Graph Dataset Builder

class mlip.data.graph_dataset_builder.GraphDatasetBuilder(reader: ChemicalSystemsReader | CombinedReader, dataset_config: GraphDatasetBuilderConfig)

Main class handling the construction and preprocessing of the graph dataset.

The key idea is that a user provides a ChemicalSystemsReader subclass that loads a dataset from disk into ChemicalSystem dataclasses and then GraphDatasetBuilder converts these further to jraph graphs and the dataset info dataclass.

__init__(reader: ChemicalSystemsReader | CombinedReader, dataset_config: GraphDatasetBuilderConfig)

Constructor.

Parameters:
  • reader – The data reader that loads a dataset into ChemicalSystem dataclasses

  • dataset_config – The pydantic config.

prepare_datasets() None

Prepares the datasets.

This includes loading it into ChemicalSystem objects via the chemical systems reader, and then producing the graph datasets and the dataset info object.

get_splits(prefetch: bool = False, devices: list[Device] | None = None) tuple[GraphDataset, GraphDataset, GraphDataset] | tuple[PrefetchIterator, PrefetchIterator, PrefetchIterator]

Returns the training, validation, and test dataset splits.

Parameters:
  • prefetch – Whether to run the data prefetching and return PrefetchIterators.
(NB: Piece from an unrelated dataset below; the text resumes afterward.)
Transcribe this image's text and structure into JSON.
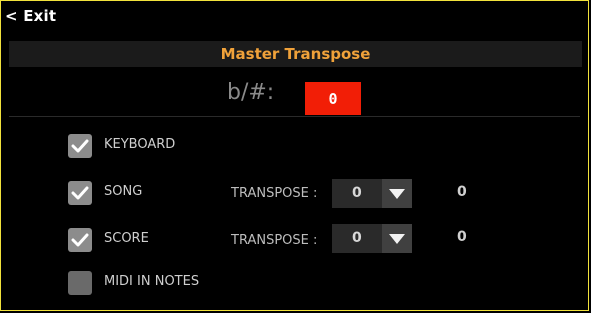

  • devices – Devices for parallel prefetching. Must be given if prefetch=True.

Returns:

A tuple of training, validation, and test datasets. If prefetch=False, these are of type GraphDataset, otherwise of type PrefetchIterator.

property dataset_info: DatasetInfo

Getter for the dataset info.

Will raise exception if dataset info not available yet.